Saturday, October 31, 2009

Advent

Yup, that time of year has arrived...the precurser to winter...fall. OK, so it has been here for a few weeks, but the weather was nice so I ignored it! Today, the wind is whipping around and my walnut tree is naked(which means more raking on my behalf). The stores are showing off their latest Christmas junk that they eagerly want us to buy. I want to use this next few weeks to think about Advent.

I am inspired by the Advent Conspiracy. Thanks to a couple of friends on Facebook, I was able to connect to their web page: www.adventconspiracy.org. There I discovered a movement that totally fits in with my desire to waste less money and help others more. It is worth looking into! Their ministry is to reconnect relationally at Christmas...spend less time in stores, spend less money, make gifts, spend time together. And then....here is the kicker...give the money you save to help the less fortunate! What a concept....well at least for the gimme, gimme folks out there.

My attempt to curb gifts this year has already begun. I have been making Emma make a Christmas list. She will only be getting two gifts off that list, or only one if it is more costly. She doesn't need more stuff, and she is old enough to learn that other people in the world are hurting and need basic things such a water and food. She can be a part of the solution by giving up toys!

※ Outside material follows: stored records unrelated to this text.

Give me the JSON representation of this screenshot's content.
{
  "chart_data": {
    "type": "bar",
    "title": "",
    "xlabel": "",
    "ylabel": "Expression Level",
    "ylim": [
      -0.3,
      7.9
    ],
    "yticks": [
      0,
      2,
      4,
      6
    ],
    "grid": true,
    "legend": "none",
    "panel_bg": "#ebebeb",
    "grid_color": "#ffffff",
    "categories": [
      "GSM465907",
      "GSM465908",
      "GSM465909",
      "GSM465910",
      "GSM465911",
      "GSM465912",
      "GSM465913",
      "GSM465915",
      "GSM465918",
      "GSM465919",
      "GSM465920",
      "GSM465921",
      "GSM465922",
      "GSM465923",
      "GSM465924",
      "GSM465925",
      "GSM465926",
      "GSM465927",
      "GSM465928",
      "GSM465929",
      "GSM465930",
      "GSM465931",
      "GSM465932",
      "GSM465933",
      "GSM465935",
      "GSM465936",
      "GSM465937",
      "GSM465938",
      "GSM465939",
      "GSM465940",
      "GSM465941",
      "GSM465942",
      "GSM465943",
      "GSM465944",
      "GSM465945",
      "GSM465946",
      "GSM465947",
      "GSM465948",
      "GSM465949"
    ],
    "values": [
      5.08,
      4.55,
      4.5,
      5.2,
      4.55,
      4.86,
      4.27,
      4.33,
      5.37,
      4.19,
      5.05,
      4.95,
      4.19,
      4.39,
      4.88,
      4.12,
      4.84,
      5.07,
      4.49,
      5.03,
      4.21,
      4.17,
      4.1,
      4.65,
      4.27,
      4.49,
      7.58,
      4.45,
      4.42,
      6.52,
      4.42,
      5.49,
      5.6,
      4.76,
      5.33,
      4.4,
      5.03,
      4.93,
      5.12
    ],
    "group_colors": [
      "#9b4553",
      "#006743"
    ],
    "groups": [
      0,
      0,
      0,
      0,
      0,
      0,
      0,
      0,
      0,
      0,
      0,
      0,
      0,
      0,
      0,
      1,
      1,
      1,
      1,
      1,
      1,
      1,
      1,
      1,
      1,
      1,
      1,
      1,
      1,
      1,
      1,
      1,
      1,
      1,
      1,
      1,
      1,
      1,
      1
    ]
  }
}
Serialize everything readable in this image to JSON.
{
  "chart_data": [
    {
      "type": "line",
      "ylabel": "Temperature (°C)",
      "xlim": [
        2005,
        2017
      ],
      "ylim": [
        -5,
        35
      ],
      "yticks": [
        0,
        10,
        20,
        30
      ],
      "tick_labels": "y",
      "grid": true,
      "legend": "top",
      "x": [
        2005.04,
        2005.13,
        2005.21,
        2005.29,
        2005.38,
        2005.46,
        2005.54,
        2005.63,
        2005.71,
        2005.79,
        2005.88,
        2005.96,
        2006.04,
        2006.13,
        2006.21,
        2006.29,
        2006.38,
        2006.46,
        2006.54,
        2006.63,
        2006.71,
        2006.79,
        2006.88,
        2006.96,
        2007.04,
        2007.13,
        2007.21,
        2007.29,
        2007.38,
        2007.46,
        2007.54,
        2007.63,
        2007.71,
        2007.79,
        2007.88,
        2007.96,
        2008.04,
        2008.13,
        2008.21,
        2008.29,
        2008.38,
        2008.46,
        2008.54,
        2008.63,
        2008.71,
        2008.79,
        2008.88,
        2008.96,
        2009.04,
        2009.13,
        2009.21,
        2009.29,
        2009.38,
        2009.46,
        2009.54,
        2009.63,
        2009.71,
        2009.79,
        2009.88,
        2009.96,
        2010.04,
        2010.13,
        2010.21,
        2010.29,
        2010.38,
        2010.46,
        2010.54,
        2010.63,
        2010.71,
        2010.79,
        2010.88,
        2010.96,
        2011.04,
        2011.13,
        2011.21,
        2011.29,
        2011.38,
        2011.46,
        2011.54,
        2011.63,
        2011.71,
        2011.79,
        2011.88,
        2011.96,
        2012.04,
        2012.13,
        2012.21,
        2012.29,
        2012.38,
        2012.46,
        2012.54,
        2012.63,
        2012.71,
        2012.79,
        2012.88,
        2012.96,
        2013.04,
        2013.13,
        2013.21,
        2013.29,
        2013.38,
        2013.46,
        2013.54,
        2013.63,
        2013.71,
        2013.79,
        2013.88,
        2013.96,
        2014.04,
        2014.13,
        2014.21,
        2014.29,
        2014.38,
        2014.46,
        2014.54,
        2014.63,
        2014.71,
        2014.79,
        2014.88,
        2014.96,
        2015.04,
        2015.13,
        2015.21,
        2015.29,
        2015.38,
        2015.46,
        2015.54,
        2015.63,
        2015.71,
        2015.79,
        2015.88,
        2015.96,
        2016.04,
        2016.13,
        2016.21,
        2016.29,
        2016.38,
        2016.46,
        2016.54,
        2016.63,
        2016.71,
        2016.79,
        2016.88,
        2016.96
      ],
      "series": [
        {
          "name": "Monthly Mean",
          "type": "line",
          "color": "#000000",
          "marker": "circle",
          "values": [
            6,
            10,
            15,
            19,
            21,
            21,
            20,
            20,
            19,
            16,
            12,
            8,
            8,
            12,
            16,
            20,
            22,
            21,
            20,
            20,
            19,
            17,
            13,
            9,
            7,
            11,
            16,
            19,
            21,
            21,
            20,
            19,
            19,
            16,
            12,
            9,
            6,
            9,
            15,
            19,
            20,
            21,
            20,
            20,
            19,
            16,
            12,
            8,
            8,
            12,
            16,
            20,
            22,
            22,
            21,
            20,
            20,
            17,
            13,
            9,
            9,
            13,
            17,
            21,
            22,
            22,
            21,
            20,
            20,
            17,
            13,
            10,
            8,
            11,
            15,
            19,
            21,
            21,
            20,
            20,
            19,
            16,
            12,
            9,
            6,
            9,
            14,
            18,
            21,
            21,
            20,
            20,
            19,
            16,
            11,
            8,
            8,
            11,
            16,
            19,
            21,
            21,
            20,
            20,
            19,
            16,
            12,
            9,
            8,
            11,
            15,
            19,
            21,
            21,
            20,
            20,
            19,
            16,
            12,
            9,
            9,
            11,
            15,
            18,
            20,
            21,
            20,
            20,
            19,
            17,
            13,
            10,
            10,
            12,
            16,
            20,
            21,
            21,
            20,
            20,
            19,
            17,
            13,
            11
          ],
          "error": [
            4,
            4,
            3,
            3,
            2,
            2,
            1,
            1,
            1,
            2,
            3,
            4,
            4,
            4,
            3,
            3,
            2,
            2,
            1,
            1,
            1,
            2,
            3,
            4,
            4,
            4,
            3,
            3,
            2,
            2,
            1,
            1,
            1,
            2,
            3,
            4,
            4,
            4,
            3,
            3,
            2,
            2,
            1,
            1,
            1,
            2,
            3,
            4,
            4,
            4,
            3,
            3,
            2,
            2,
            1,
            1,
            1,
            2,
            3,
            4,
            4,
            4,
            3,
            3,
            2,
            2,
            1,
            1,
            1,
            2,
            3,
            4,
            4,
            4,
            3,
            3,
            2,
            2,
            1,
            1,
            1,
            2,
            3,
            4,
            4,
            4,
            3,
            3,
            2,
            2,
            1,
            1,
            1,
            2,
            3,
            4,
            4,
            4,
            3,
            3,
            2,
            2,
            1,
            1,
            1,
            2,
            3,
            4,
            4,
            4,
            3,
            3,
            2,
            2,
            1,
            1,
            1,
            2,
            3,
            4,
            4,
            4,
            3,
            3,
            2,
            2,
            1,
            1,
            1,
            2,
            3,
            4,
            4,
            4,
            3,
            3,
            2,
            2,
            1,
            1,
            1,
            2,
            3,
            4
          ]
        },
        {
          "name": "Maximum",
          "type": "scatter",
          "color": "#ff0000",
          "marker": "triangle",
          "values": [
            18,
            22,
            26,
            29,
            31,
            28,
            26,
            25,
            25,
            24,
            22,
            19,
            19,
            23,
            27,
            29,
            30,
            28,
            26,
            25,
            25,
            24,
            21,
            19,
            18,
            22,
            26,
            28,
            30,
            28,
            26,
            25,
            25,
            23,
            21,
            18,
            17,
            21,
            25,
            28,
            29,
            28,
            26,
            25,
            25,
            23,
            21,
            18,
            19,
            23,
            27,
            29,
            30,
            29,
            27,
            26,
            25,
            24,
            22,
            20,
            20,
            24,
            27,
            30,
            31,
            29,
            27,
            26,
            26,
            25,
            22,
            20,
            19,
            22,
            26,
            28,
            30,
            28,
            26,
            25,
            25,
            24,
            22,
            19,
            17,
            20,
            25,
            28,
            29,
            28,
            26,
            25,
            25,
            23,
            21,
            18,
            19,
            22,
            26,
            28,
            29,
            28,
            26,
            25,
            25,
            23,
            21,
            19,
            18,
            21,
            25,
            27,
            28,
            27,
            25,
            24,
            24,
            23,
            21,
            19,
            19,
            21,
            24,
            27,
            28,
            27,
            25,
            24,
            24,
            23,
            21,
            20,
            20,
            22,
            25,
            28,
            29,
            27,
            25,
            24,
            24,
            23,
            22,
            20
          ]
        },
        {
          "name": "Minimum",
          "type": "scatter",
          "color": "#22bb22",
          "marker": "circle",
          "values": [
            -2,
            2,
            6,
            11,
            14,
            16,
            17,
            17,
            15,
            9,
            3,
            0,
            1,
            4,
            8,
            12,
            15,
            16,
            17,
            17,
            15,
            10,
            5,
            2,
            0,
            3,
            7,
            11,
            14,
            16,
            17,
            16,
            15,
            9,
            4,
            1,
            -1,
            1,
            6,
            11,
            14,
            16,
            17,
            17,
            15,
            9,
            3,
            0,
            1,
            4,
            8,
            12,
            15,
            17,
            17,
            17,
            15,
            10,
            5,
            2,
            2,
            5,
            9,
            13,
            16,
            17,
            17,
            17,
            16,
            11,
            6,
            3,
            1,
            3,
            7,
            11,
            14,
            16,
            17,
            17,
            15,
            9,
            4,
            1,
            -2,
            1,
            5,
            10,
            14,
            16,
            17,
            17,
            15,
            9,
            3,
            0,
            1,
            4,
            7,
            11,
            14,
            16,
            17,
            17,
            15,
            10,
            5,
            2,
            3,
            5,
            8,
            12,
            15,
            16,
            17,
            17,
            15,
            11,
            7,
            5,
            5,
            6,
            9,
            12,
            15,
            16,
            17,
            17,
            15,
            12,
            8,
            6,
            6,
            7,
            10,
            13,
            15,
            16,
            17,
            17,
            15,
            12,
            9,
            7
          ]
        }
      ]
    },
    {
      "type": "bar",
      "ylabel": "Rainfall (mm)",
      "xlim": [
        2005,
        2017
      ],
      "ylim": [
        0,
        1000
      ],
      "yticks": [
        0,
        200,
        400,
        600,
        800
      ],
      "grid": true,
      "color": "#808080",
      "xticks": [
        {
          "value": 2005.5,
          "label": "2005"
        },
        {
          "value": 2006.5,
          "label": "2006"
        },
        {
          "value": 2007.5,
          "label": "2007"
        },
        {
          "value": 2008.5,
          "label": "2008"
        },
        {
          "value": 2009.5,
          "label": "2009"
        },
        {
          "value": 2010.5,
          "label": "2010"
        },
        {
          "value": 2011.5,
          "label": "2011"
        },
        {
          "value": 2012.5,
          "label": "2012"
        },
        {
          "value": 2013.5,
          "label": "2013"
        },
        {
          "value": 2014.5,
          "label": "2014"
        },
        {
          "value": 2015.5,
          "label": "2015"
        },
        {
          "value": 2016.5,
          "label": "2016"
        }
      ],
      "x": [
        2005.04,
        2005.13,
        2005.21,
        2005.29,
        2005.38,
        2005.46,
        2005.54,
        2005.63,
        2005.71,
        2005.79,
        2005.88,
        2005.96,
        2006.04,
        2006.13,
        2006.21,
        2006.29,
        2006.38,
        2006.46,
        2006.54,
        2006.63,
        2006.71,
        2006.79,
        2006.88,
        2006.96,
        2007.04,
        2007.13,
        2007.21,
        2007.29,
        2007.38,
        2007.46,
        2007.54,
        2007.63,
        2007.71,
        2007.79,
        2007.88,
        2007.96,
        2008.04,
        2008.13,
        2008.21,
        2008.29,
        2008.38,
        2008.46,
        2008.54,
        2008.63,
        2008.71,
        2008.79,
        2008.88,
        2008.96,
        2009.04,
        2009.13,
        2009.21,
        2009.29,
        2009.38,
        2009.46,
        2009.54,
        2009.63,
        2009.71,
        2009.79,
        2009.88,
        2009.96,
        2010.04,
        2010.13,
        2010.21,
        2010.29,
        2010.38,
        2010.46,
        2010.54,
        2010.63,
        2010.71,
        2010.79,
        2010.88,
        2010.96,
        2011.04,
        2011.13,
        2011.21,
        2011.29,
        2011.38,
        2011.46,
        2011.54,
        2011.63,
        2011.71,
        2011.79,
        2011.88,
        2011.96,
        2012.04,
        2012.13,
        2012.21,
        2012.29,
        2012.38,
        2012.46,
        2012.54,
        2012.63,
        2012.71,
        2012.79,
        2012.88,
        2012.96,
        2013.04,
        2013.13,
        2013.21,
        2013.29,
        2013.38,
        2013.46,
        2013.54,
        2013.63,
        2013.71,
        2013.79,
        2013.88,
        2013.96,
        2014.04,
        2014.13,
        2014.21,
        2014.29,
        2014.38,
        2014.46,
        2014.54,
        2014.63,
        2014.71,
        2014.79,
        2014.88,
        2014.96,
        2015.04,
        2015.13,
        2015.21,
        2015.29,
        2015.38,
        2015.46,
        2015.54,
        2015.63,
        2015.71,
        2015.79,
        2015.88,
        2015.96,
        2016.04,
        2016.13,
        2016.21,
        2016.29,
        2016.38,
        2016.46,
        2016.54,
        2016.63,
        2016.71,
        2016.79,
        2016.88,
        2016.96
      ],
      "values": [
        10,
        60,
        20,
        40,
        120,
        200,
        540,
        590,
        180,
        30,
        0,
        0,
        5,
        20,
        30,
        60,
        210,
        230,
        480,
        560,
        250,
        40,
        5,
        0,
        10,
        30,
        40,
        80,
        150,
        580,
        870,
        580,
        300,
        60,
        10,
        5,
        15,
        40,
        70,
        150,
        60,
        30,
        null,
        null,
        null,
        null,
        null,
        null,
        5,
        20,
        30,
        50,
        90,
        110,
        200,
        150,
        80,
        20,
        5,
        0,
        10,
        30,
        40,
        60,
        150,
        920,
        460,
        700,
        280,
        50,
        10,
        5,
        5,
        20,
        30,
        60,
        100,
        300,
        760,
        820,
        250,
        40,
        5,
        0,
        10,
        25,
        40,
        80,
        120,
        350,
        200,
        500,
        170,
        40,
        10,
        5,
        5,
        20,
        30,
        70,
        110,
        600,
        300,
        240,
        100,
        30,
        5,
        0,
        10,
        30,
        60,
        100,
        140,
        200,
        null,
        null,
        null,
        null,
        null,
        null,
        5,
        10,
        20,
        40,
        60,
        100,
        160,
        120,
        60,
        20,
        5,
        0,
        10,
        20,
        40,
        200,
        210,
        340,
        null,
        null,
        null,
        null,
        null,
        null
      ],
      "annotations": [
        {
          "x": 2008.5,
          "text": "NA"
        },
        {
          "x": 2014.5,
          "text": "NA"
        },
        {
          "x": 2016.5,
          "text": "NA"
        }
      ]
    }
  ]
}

I hope anyone reading this blog checks out the Advent Conspiracy website and becomes inspired as well.

God Bless

Wednesday, October 28, 2009

Striving to Be More Thankful

I had my "a-ha" moment in church this week. It was a tough week, Emma getting in trouble at daycare and written up twice. I was tired and struggling to figure out what was going on with her. She wasn't any different at home, in fact she had been behaving really well at home. On Sunday, I got to church just feeling weary. I was not looking forward to the next week, nervous that there would still be trouble at daycare, and not really "feeling" the worship service. Then it happened...communion. I started crying, and felt as though God was saying, "You get to start over every time you screw up, so why can't Emma?" I had to let go of my anger towards her behavior at daycare and start over. Emma and I shared communion together and it was lovely. I think the thing I left out of my week was thanking God for the good in my life. I made a short list at church.

I am thankful for: 1. A little girl with lots of spunk! 2. A chance to influence a life! I checked my bad attitude and began to focus on the good...what a difference that little act can do.

Tuesday, October 20, 2009

Kibogora, Rwanda

I am so psyched about my church's upcoming mission's trip to Rwanda...I want to go so bad. Unfortunately, being a single parent to a four year old, I probably can't this time, but oh, oh, oh...I want to go! I even casually mentioned it to my ex-husband, just to see if there would be any offer of: "I could keep Emma" but his response was of course just his normal negative response that the US is always helping others only to have those that are helped come over and kill us...such a uplifting person he is!

The piece of the trip that has me so excited is the week at Kibogora Hospital. This was a place that my cousin worked at as a missionary surgeon for many years, so I remember hearing updates at church as a kid. It would also be a place where I could use my training and make a BIG difference...and perhaps be talked into performing other tasks that I wouldn't here!(you never know if they might need a hand in surgery!) My friend Jenn told me that there is a new initiative in the medical missions world to enhance and train people in the principles of physical therapy...what a lasting gift! What a purpose! I would love to to that!

I definitely need to pray about this...this might not be the trip for me, but I trust that other opportunities will come up once Emma is older that will allow me to experience something like this. My two big concerns would be if something happened to me while I was gone, then Emma would be without her mom(yikes!, although, God would look after her, I know this in my heart, but my head says YIKES!), and once I meet those with nothing, help them, and then come back to the US and treat the selfish babies that want everything for nothing, I might quit my job and move to Africa!!!!!

Could It Have Been Any Easier?

I am quite frustrated today...why? Today was the day that I was delivering donations for the Ronald McDonald House in our community. Donations of paper towels and grab and go size snacks. Our department was collecting a donation as a part of PT month. I am so angry because in a department with almost 40 therapists, all making a decent salary...only a quarter participated. We only dropped off 12 things...and I know that I brought in two of them as did one other therapist. I just can't believe that others in our department could not afford a few dollars for some snacks or a couple of rolls of paper towels. They don't seem to have a problem getting new vehicles, nice phones, or travelling...I am ranting. The people at the RMH were so happy to get the little that we brought! That did make my day...I just wish we could have been more giving as a department...it really showed me where people's hearts are.